I envisage using a custom config file that instructs Dask to start a different number of workers on each node (and potentially other settings that would also be different for different hosts). I looked at the documentation, but could not find a way. Is there a programmatic way to do this?

I don’t think this is possible on the current SSHCluster implementation.

The best workaround I can think of, if your nodes ressources are not too different, is to just put several times the same host in the hosts list according to its resources.

But if you look a the SSHCluster source code, I think it wouldn’t be hard to craft a Pull Request to add the possibility to give worker_options as a list, specifying a different set of options for each host.

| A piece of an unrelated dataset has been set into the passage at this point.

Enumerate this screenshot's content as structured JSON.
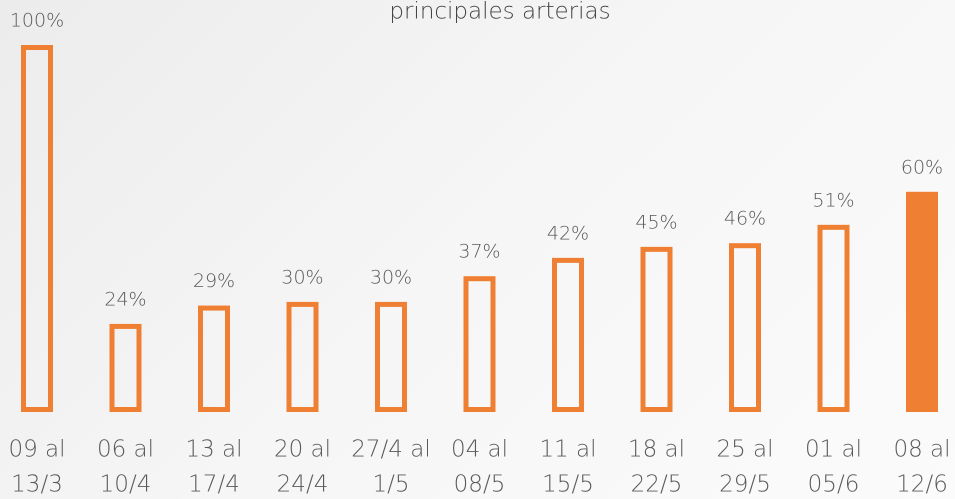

@guillaumeeb is absolutely right, we support passing a list for many things in SSHCluster, but if it’s missing for worker_options then please open an issue on GitHub. Contributions are very welcome too!

1 Like

hi guys, thank you both for clarifying. @guillaumeeb 's approach of including the host several times in the hosts list, seems to work. What difference does it make if the resources in the nodes are different? Am I right to say that as long as we don’t need different specifications for each worker process, such as “nthreads” or “memory_limit”, setting “n_workers” as 1 and including the IP address of the node for as many times as we need worker processes (in the hosts list), would be enough? Dask seems to take care of the rest.

Precisely! If your nodes have the same ratio of memory per core, then in most case this should be sufficient!